- First OCR Enforcement Action of 2017
- Failure to provide prompt notices to affected individuals, media outlets, and OCR
- Payment of $475,000
- The deadline for reporting 2016 breaches affecting fewer than 500 individuals is March 1.
The U.S. Department of Health and Human Services (HHS), Office for Civil Rights (OCR) has announced its first Health Insurance Portability and Accountability Act (HIPAA) settlement of the year regarding the untimely reporting of a breach of unsecured protected health information (PHI). The OCR settlement is with Presence Health, an Illinois health care network with 150 locations, including 11 hospitals and 27 long-term care and senior living facilities. The settlement includes a $475,000 fine and a two-year corrective action plan that subjects Presence Health’s HIPAA compliance to close scrutiny by HHS. The settlement also provides a not so gentle reminder to make sure that breach notification reports are filed in a timely manner.
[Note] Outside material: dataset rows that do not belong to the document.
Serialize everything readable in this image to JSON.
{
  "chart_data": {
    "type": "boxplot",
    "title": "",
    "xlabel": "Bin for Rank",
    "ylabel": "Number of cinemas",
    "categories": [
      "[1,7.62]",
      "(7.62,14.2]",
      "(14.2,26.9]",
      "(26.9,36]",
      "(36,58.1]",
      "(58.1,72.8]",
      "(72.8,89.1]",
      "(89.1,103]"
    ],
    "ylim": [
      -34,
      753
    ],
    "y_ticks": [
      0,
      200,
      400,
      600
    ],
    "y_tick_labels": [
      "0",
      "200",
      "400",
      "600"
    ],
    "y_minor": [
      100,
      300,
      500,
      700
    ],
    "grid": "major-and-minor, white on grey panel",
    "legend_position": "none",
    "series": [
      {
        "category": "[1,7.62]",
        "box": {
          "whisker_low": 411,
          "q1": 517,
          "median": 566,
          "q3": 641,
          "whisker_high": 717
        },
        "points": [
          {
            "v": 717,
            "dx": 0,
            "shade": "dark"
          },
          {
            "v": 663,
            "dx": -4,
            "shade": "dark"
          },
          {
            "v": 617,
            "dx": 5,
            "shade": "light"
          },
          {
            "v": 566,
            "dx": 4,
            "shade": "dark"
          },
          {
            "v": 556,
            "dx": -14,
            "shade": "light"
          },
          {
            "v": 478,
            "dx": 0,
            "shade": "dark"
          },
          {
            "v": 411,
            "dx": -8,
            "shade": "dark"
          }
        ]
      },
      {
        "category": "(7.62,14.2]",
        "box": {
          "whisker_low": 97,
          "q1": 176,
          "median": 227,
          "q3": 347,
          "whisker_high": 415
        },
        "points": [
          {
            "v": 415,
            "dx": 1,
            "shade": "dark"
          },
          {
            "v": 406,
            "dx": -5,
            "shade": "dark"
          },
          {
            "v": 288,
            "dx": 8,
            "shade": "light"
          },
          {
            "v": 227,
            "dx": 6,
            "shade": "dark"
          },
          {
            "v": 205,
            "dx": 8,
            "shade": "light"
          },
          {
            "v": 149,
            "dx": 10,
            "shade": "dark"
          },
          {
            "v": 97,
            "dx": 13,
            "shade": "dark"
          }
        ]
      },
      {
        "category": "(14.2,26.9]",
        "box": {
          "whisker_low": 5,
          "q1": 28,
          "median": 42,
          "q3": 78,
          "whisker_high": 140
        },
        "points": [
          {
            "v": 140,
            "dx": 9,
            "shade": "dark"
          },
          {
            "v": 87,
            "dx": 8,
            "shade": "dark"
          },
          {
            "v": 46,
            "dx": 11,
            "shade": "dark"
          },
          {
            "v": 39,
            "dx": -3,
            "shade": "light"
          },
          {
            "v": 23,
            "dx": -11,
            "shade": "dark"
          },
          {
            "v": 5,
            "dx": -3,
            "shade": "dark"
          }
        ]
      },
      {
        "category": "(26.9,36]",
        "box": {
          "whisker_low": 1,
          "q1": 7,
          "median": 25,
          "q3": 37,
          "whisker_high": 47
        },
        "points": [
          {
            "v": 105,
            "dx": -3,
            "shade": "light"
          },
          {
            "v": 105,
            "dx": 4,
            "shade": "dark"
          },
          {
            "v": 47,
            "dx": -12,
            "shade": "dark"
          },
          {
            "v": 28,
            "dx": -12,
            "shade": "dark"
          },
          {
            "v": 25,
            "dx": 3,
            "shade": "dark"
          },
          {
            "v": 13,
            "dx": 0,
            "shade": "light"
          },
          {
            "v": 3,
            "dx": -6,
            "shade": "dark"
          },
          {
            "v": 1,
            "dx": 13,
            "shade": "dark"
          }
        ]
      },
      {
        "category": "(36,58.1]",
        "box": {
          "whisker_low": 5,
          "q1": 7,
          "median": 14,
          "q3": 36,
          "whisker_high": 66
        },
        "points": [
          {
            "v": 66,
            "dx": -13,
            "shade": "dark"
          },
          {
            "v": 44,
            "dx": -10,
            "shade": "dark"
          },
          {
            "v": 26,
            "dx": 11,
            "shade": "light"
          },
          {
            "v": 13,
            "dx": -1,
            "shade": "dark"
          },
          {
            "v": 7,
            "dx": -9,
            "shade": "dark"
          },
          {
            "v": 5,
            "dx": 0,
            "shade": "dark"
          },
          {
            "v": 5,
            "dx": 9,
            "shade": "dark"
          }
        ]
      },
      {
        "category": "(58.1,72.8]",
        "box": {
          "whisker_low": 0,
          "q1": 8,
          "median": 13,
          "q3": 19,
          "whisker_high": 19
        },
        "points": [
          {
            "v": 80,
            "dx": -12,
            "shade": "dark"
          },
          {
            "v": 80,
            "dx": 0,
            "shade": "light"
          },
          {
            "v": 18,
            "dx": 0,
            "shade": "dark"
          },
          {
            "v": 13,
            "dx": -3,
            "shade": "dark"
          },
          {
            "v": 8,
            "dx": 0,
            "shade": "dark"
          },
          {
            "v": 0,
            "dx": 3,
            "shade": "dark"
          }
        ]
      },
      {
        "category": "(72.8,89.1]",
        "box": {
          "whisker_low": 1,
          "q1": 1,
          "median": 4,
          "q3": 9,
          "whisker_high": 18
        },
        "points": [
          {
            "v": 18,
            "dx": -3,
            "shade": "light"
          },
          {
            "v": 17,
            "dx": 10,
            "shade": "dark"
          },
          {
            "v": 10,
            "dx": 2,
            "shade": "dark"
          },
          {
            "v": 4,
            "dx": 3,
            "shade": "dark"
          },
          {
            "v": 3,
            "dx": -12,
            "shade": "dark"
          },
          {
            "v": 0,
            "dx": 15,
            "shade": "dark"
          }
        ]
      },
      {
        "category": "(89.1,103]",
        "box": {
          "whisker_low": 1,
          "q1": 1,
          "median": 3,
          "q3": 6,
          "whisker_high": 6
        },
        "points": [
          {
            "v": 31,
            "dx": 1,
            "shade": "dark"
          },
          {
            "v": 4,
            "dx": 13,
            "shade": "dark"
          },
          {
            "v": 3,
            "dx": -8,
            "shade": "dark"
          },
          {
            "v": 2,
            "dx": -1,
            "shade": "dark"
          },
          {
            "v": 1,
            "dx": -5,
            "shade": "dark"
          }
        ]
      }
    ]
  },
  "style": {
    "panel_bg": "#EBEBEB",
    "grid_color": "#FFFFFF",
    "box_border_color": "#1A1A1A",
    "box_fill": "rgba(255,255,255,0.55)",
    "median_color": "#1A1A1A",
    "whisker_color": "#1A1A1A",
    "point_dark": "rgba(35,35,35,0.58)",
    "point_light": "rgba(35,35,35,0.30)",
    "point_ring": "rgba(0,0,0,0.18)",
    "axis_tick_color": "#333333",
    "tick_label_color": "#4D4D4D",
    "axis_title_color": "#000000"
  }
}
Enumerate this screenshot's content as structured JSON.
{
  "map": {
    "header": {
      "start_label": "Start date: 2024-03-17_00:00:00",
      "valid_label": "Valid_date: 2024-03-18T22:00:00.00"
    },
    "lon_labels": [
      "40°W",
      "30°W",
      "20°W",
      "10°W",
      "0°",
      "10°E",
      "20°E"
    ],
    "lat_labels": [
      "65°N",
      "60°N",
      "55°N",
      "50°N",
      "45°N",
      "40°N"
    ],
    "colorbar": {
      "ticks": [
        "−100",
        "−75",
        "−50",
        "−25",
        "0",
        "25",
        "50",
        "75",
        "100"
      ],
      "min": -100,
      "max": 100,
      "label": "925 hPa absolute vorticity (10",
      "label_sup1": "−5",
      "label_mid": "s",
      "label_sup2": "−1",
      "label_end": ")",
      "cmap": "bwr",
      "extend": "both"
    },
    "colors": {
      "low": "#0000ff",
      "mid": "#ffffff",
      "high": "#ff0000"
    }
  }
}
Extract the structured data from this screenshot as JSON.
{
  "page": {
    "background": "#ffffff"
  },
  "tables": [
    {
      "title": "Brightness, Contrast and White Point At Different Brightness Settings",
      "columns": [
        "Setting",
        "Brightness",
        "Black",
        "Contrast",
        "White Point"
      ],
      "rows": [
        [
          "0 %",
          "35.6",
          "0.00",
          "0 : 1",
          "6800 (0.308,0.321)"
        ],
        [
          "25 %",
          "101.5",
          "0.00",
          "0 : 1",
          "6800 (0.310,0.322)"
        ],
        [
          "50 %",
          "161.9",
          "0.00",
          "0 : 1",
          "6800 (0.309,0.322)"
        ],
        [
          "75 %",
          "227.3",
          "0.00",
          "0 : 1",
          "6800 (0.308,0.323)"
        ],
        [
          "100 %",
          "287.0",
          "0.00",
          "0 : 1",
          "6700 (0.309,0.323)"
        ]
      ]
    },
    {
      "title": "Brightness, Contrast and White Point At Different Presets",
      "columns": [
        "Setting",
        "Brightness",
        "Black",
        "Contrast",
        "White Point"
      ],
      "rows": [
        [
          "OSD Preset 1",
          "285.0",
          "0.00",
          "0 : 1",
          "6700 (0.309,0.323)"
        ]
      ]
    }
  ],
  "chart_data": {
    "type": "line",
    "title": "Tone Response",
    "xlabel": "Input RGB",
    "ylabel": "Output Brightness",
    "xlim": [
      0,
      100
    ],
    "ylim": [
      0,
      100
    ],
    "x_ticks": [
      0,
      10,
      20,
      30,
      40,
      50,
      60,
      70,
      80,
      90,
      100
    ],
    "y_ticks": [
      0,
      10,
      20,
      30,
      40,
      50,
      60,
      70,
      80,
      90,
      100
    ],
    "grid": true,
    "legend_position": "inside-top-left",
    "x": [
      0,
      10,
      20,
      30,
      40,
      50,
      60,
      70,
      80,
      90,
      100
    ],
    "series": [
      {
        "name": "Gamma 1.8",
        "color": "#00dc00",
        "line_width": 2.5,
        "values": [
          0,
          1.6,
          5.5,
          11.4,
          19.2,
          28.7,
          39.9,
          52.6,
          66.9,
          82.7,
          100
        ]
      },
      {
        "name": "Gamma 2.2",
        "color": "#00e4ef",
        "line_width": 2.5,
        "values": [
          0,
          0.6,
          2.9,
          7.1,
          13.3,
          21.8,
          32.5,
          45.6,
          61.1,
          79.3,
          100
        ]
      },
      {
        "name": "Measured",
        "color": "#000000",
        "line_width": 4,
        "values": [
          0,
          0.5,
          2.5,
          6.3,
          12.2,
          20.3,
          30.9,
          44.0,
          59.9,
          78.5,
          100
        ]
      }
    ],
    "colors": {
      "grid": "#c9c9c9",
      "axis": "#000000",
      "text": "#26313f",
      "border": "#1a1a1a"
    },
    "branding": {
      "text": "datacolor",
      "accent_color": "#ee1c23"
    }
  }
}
The settlement arose from an October 2013 breach involving the discovery that paper-based operating room schedules, which contained unsecured PHI, including names, dates of birth, medical record numbers and dates of procedures, of 836 individuals, were missing from the Presence Surgery Center at Presence St. Joseph Medical Center. Presence St. Joseph Medical Center notified the affected individuals, the media, and HHS, respectively, more than 100 calendar days after Presence Health discovered the breach. While notice to affected individuals and OCR is required without unreasonable delay and not later than 60 days after discovery of a breach affecting 500 or more individuals, notice to OCR can be delayed until 60 days after the end of the calendar year (March 1) for breaches affecting fewer than 500 individuals. The filing date for reporting smaller breaches occurring in 2016 is fast approaching. Covered entities should begin preparing to file their breach notification reports with OCR.
The OCR investigation of Presence Health also included a review of reports of breaches affecting fewer than 500 individuals that were submitted in 2015 and 2016. The investigation revealed that with regard to several of those reported breaches, Presence failed to provide timely written breach notifications to the individuals whose PHI had been compromised as a result of those breaches.